BEIJING - Property prices in major Chinese cities showed mixed growth in April, with more cities reporting month-on-month increases in new commercial housing prices from March and lower prices for resold housing units, according to the National Bureau of Statistics (NBS).
Prices of new commercial homes in April increased from the previous month in 56 of the 70 cities surveyed by the NBS, compared to 50 cities reporting month-on-month growth in March.
New home prices declined from a month ago in nine cities while prices were unchanged in five cities, and 26 cities posted smaller monthly price gains than in March. All of the cities that experienced home price hikes posted increases of less than 1 percent, said the NBS.
Just 41 cities reported month-on-month price increases for resold housing units in April, down from 44 in March, according to the NBS.
Sixteen cities reported month-on-month price declines for secondhand homes in April. Secondhand home prices stayed unchanged in 13 cities, up from 10 in March, the NBS said.
Looking at annual figures, three major cities reported year-on-year declines in new commercial home prices last month, up from two in March. A total of 52 cities saw year-on-year growth in new home prices, said the NBS.
Secondhand home prices dropped in eight cities from one year ago, while 45 cities reported declines in year-on-year price growth from a month ago.
The NBS stopped releasing overall housing prices for 70 major cities in January, as the price figures failed to reflect regional differences, it said.
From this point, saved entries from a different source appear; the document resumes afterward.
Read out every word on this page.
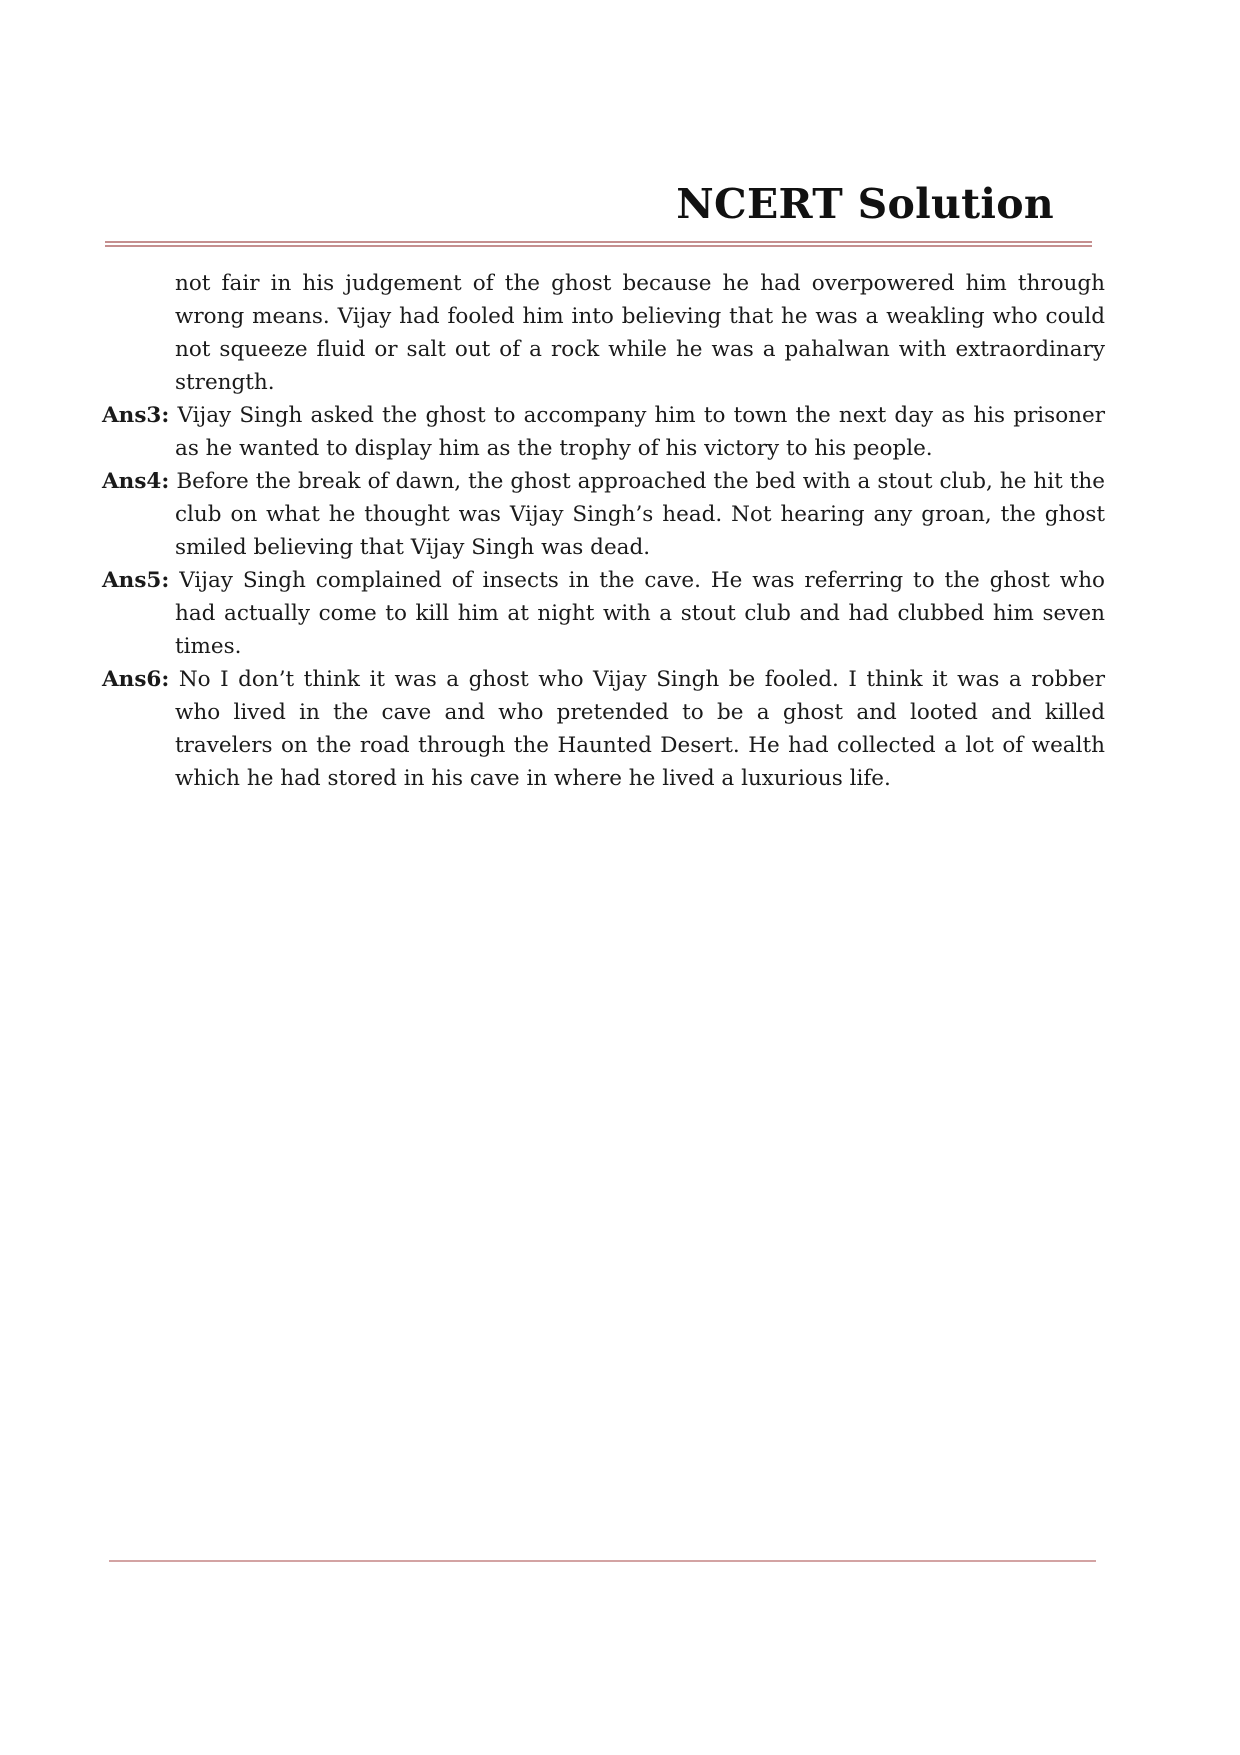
NCERT Solution

not fair in his judgement of the ghost because he had overpowered him through wrong means. Vijay had fooled him into believing that he was a weakling who could not squeeze fluid or salt out of a rock while he was a pahalwan with extraordinary strength.

Ans3: Vijay Singh asked the ghost to accompany him to town the next day as his prisoner as he wanted to display him as the trophy of his victory to his people.

Ans4: Before the break of dawn, the ghost approached the bed with a stout club, he hit the club on what he thought was Vijay Singh’s head. Not hearing any groan, the ghost smiled believing that Vijay Singh was dead.

Ans5: Vijay Singh complained of insects in the cave. He was referring to the ghost who had actually come to kill him at night with a stout club and had clubbed him seven times.

Ans6: No I don’t think it was a ghost who Vijay Singh be fooled. I think it was a robber who lived in the cave and who pretended to be a ghost and looted and killed travelers on the road through the Haunted Desert. He had collected a lot of wealth which he had stored in his cave in where he lived a luxurious life.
The NBS is also using a new surveying method to determine price changes.
The Chinese government has repeatedly stressed its efforts to cool the runaway property market and adopted various measures to curb rising property prices, including restricting residents in major cities from buying second or third homes, requiring higher down payments for mortgages and instituting new property taxes in the cities of Chongqing and Shanghai.
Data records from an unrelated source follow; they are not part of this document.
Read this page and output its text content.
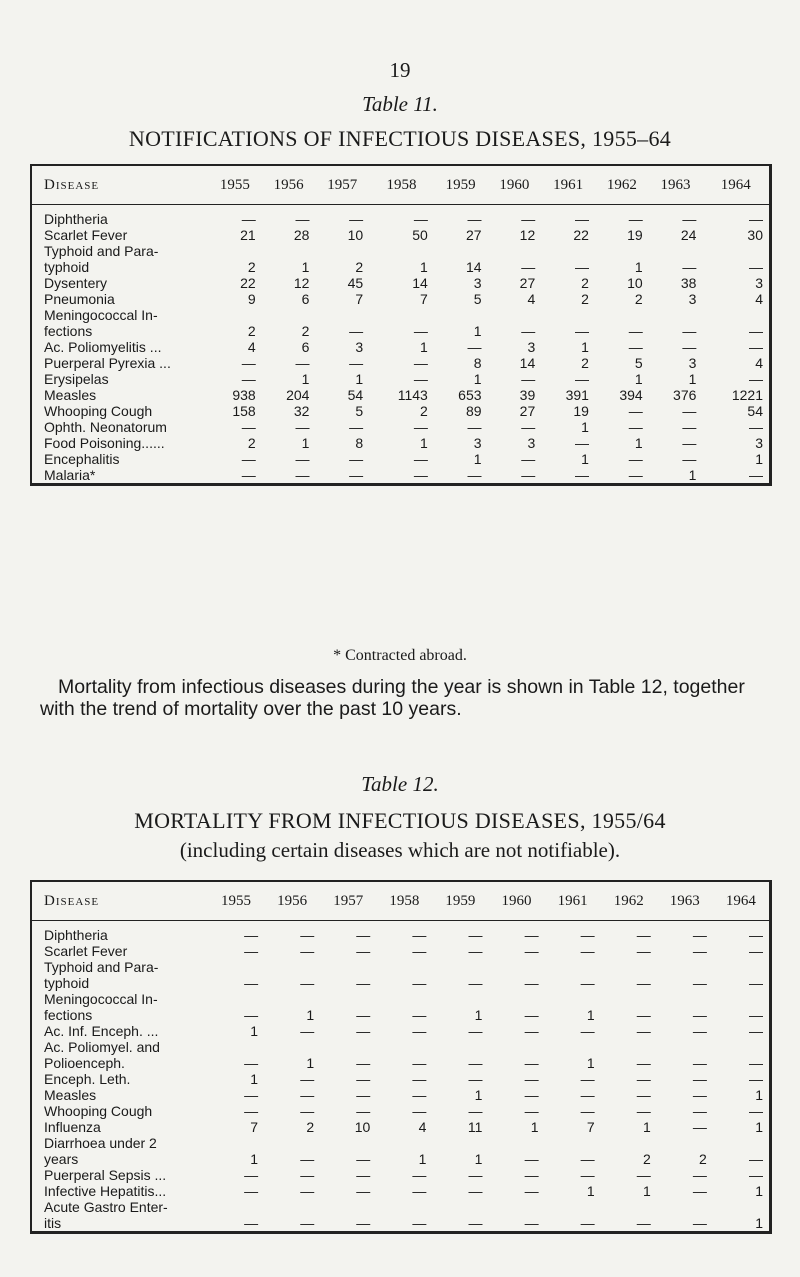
19
Table 11.
NOTIFICATIONS OF INFECTIOUS DISEASES, 1955–64
Disease	1955	1956	1957	1958	1959	1960	1961	1962	1963	1964
Diphtheria	—	—	—	—	—	—	—	—	—	—
Scarlet Fever	21	28	10	50	27	12	22	19	24	30
Typhoid and Para-
typhoid	2	1	2	1	14	—	—	1	—	—
Dysentery	22	12	45	14	3	27	2	10	38	3
Pneumonia	9	6	7	7	5	4	2	2	3	4
Meningococcal In-
fections	2	2	—	—	1	—	—	—	—	—
Ac. Poliomyelitis ...	4	6	3	1	—	3	1	—	—	—
Puerperal Pyrexia ...	—	—	—	—	8	14	2	5	3	4
Erysipelas	—	1	1	—	1	—	—	1	1	—
Measles	938	204	54	1143	653	39	391	394	376	1221
Whooping Cough	158	32	5	2	89	27	19	—	—	54
Ophth. Neonatorum	—	—	—	—	—	—	1	—	—	—
Food Poisoning......	2	1	8	1	3	3	—	1	—	3
Encephalitis	—	—	—	—	1	—	1	—	—	1
Malaria*	—	—	—	—	—	—	—	—	1	—
* Contracted abroad.
Mortality from infectious diseases during the year is shown in Table 12, together with the trend of mortality over the past 10 years.
Table 12.
MORTALITY FROM INFECTIOUS DISEASES, 1955/64
(including certain diseases which are not notifiable).
Disease	1955	1956	1957	1958	1959	1960	1961	1962	1963	1964
Diphtheria	—	—	—	—	—	—	—	—	—	—
Scarlet Fever	—	—	—	—	—	—	—	—	—	—
Typhoid and Para-
typhoid	—	—	—	—	—	—	—	—	—	—
Meningococcal In-
fections	—	1	—	—	1	—	1	—	—	—
Ac. Inf. Enceph. ...	1	—	—	—	—	—	—	—	—	—
Ac. Poliomyel. and
Polioenceph.	—	1	—	—	—	—	1	—	—	—
Enceph. Leth.	1	—	—	—	—	—	—	—	—	—
Measles	—	—	—	—	1	—	—	—	—	1
Whooping Cough	—	—	—	—	—	—	—	—	—	—
Influenza	7	2	10	4	11	1	7	1	—	1
Diarrhoea under 2
years	1	—	—	1	1	—	—	2	2	—
Puerperal Sepsis ...	—	—	—	—	—	—	—	—	—	—
Infective Hepatitis...	—	—	—	—	—	—	1	1	—	1
Acute Gastro Enter-
itis	—	—	—	—	—	—	—	—	—	1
In the latest move to tighten real estate credit, China Construction Bank, China's second largest lender, said last week that its branches in the country's eastern Zhejiang province raised the minimum down payment for first-time home buyers to 40 percent from the national standard of 30 percent.
Hangzhou, capital of Zhejiang and one of the cities that had experienced the largest home price increases in the past years, was among the three cities that reported year-on-year declines in new home prices last month, with new home prices down 1.2 percent from a year ago in April.
Also, in Sanya in south China's Hainan province, new home prices continued to fall for a second month, dropping 0.9 percent from the same period last year.
The government has also introduced a raft of new monetary policies that have raised borrowing costs for developers and tightened liquidity in the market, including bank interest rate hikes and raised bank reserve ratios.
The People's Bank of China (PBOC), the country's central bank, said Wednesday that the growth in property developers' bank settlement accounts in China's hottest property markets has started to decline.
Growth rates of property developers' bank settlement accounts fell significantly in the first quarter of the year in the municipalities of Beijing and Shanghai and the provinces of Guangdong and Jiangsu.
Month-on-month growth rates in these areas were lower than the industry's national average level of 4.1 percent for the fourth consecutive quarter, the bank said in a report.
In Beijing, where the municipal government is aiming for a moderate decrease in the prices of new residential housing in 2011, both new home and secondhand home prices rose 0.1 percent in April from March, according to the NBS figures.
In Shanghai and Chongqing, where new property taxes have been in place since the start of the year, new home prices have risen 0.3 percent on a monthly basis.
Yang Hongxu, an analyst with the Shanghai-based E-house China Research and Development Institute, said the fluctuation in China's home prices shows that the property market is still in a stalemate.
"There was not a clear trend of whether [prices] are going up or down," he said, who believes that the rising trend in April is not likely to continue due to shrinking property transactions.
Figures from the NBS show that sales of residential housing in China dropped to 72.55 million square meters in April, down from 95 million square meters in March.
But if the price growth continues in coming months, there could be a new round of market curbs, as further growth indicates the weakening of current policies' effects, said Yang.
Chen Guoqiang, director of the real estate research institute of Peking University, was more optimistic, noting that all of the cities that experienced home price hikes posted smaller month-on-month growth.
It takes time for the market to digest government policies, he said.
Chen expects that more developers will adjust their pricing strategies as the government sticks to its tightening policies.